Homeless Cop (born Jason Fennell) is an American artist known for his oil paintings, T-shirt designs, and various projects and animated bumps for Cartoon Network's Adult Swim comedy block. Currently the artist is producing paintings for his collection to be displayed at gallery shows and also working on commissioned pieces for clients.

==Adult Swim==
Homeless Cop's work can be found in between TV programming on Turner Broadcasting's Adult Swim network in the form of 10-second commercial bumps. There are 12 commercial bumps, co-produced by Chicago web agency Doejo. In December 2010, Homeless Cop was commissioned by Adult Swim to do 12-foot-tall multi-state promotional murals.

===Design Bureau===
In April 2012 Homeless Cop was interviewed by Design Bureau magazine about his artwork. Later that year in October he was asked to design the back page of Design Bureau's 2nd Anniversary Issue.
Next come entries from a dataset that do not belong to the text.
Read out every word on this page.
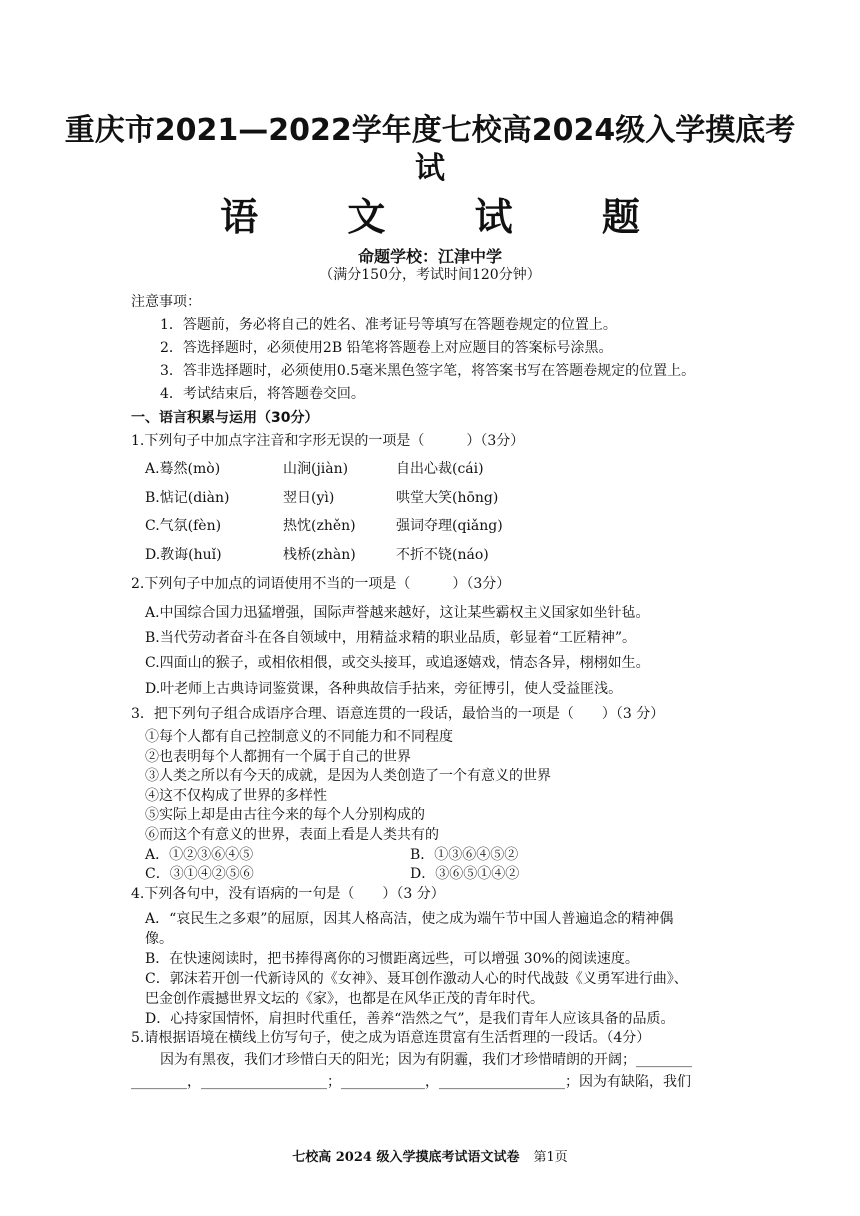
重庆市2021—2022学年度七校高2024级入学摸底考
试
语 文 试 题
命题学校：江津中学
（满分150分，考试时间120分钟）
注意事项：
1．答题前，务必将自己的姓名、准考证号等填写在答题卷规定的位置上。
2．答选择题时，必须使用2B 铅笔将答题卷上对应题目的答案标号涂黑。
3．答非选择题时，必须使用0.5毫米黑色签字笔，将答案书写在答题卷规定的位置上。
4．考试结束后，将答题卷交回。
一、语言积累与运用（30分）
1.下列句子中加点字注音和字形无误的一项是（　　　）（3分）
A.蓦然(mò)	山涧(jiàn)	自出心裁(cái)
B.惦记(diàn)	翌日(yì)	哄堂大笑(hōng)
C.气氛(fèn)	热忱(zhěn)	强词夺理(qiǎng)
D.教诲(huǐ)	栈桥(zhàn)	不折不铙(náo)
2.下列句子中加点的词语使用不当的一项是（　　　）（3分）
A.中国综合国力迅猛增强，国际声誉越来越好，这让某些霸权主义国家如坐针毡。
B.当代劳动者奋斗在各自领域中，用精益求精的职业品质，彰显着“工匠精神”。
C.四面山的猴子，或相依相偎，或交头接耳，或追逐嬉戏，情态各异，栩栩如生。
D.叶老师上古典诗词鉴赏课，各种典故信手拈来，旁征博引，使人受益匪浅。
3．把下列句子组合成语序合理、语意连贯的一段话，最恰当的一项是（　　）（3 分）
①每个人都有自己控制意义的不同能力和不同程度
②也表明每个人都拥有一个属于自己的世界
③人类之所以有今天的成就，是因为人类创造了一个有意义的世界
④这不仅构成了世界的多样性
⑤实际上却是由古往今来的每个人分别构成的
⑥而这个有意义的世界，表面上看是人类共有的
A．①②③⑥④⑤	B．①③⑥④⑤②
C．③①④②⑤⑥	D．③⑥⑤①④②
4.下列各句中，没有语病的一句是（　　）（3 分）
A．“哀民生之多艰”的屈原，因其人格高洁，使之成为端午节中国人普遍追念的精神偶
像。
B．在快速阅读时，把书捧得离你的习惯距离远些，可以增强 30%的阅读速度。
C．郭沫若开创一代新诗风的《女神》、聂耳创作激动人心的时代战鼓《义勇军进行曲》、
巴金创作震撼世界文坛的《家》，也都是在风华正茂的青年时代。
D．心持家国情怀，肩担时代重任，善养“浩然之气”，是我们青年人应该具备的品质。
5.请根据语境在横线上仿写句子，使之成为语意连贯富有生活哲理的一段话。（4分）
因为有黑夜，我们才珍惜白天的阳光；因为有阴霾，我们才珍惜晴朗的开阔；________
________，__________________；____________，__________________；因为有缺陷，我们
七校高 2024 级入学摸底考试语文试卷 第1页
===The Studio Interview===
In July 2012 Homeless Cop was interviewed by artist Bred Rohloff for The Studio. The feature focused on his art and musical projects.

===LTM===
August 2012, Homeless Cop is interviewed by Tony Batchelor for Life Tech Music online magazine.

===Doodlers Anonymous===
October 2013 Homeless Cop is interviewed about his artwork and submits a hand drawn illustration for Doodlers Anonymous

===Sky Blue Window===
Sky Blue Window interviews Homeless Cop about his artwork and connections to the Indiana music scene.

===Wife Patrol===
In March 2014 Homeless Cop and friend Tony Batchelor form the art and fashion company, Wife Patrol.